書籍・雑誌

2011.01.19

だから電子書籍は普及しない

 電子書籍が盛り上がってきた。というか、盛り上がってきた、という世間の了解をとりつけようと必死になっている人が増えてきた。家電量販店に専門コーナーができて、マフラーとコート姿のビジネスマンが群がっている様子は確かにそれなりのインパクトはある。

 が、それにしてもわからないのは端末もソフトも規格がてんてんばらばらなことである。業界関係者なので、なぜてんてんばらばらなのかは百も承知だが、利用者目線で眺めてみれば、不可解なこと極まりない。

 だって、たかだか(ハード的な意味で)本ですよ。データと言っても文字だけ。そりゃレイアウトや書体は大事だけれど、そのせいでこれだけ多くの種類のフォーマットが必要になるとは思えない。

 最悪なのは、こっちの書店で買えるものが別な書店では買えないことだ。在庫がないというのはリアル書店でもあるが、取り扱っていないとか、仕様が違うから永遠に買えませんということはない。

 いついつまでに何万点取り揃えるとか、品揃えを強調する電子書店も多いが、読者ニーズがまるでわかっていないと思う。必要なのは点数ではなくて、「読みたい本」「読む必要がある本」だ。

 受験参考書専門とか、釣りに関する書籍専門とか、特定のニーズに特化して、そのジャンルで発行されているリアル本については既刊本、絶版本も含めてほぼすべて電子ブックとして取り揃えている、というような電子書店があってもいいと思う。アマゾンでも、そうした需要には完全には応えられていないからだ。
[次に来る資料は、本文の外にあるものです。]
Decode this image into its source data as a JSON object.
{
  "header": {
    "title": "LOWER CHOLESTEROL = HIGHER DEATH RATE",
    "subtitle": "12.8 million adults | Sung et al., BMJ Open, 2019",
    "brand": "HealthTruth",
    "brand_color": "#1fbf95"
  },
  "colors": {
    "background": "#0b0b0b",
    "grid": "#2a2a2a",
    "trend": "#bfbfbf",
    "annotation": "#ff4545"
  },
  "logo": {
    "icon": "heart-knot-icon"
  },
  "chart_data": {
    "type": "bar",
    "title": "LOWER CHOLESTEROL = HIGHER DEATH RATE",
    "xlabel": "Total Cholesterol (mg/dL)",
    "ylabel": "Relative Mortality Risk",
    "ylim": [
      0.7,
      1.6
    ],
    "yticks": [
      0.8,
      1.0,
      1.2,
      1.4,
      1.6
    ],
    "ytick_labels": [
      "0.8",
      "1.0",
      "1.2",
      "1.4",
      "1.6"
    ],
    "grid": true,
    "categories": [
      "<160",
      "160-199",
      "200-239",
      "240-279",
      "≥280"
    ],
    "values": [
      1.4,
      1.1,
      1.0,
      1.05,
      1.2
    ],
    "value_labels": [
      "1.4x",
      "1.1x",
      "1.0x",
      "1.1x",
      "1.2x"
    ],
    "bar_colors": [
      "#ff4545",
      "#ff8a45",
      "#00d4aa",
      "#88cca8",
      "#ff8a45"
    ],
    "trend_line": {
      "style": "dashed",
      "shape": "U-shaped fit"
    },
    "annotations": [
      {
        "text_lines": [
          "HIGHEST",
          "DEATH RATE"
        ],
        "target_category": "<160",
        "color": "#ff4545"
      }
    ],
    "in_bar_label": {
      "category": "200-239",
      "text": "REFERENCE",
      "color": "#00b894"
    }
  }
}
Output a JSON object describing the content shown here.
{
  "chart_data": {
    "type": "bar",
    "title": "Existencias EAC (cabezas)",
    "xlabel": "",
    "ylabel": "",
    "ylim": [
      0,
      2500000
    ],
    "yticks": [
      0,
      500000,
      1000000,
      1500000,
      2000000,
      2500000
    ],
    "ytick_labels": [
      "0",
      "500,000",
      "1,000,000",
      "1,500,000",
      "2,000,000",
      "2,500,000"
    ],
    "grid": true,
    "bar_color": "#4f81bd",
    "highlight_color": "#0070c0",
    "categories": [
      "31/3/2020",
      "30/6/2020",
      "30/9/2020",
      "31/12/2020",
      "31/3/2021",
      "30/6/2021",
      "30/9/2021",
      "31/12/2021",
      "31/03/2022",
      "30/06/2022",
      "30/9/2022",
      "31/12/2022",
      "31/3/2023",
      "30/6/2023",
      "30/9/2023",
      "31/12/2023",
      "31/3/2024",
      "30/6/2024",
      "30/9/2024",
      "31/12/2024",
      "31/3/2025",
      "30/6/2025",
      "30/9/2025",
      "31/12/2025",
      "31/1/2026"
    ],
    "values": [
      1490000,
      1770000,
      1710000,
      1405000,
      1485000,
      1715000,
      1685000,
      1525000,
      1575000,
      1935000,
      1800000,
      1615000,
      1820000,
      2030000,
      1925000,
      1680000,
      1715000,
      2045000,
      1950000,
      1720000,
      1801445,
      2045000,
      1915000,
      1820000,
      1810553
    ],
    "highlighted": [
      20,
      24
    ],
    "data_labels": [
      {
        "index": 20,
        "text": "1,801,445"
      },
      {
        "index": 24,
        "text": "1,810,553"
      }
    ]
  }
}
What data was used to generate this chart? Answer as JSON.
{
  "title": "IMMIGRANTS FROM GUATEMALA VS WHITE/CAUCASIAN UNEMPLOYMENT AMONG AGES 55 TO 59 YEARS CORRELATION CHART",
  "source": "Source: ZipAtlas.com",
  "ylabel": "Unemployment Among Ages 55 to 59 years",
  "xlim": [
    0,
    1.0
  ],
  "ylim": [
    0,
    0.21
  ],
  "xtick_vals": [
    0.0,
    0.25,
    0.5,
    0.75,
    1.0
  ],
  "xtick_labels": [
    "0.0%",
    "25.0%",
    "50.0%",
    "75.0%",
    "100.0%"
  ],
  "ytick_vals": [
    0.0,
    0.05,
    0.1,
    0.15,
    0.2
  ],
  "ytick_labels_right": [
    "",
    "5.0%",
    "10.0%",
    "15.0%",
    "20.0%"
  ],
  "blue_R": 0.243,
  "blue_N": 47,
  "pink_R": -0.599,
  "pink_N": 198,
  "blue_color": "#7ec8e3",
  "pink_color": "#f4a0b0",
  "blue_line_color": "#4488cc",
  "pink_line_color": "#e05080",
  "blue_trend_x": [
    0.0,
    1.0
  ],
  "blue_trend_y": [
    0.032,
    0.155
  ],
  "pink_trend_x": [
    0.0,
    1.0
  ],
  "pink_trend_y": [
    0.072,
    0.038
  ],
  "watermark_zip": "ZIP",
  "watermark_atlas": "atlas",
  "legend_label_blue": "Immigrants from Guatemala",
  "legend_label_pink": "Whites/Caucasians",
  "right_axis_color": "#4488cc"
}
 ソフト的にもハード的にもメディアとして過渡期ではあるし、よりよい製品が生まれるために競争と淘汰のプロセスは必要だろう。しかし、「たかが本」を読むためだけに、高額で、使いやすいとはまだ言いがたい端末を買わなくてはならず、しかも読みたい本を買えるとは限らない状況は、我慢の限界を超えている。スペックは何でもいいから、できるだけ早くデファクトに収斂されることを、多くの本好きは願っているのではないかと思う。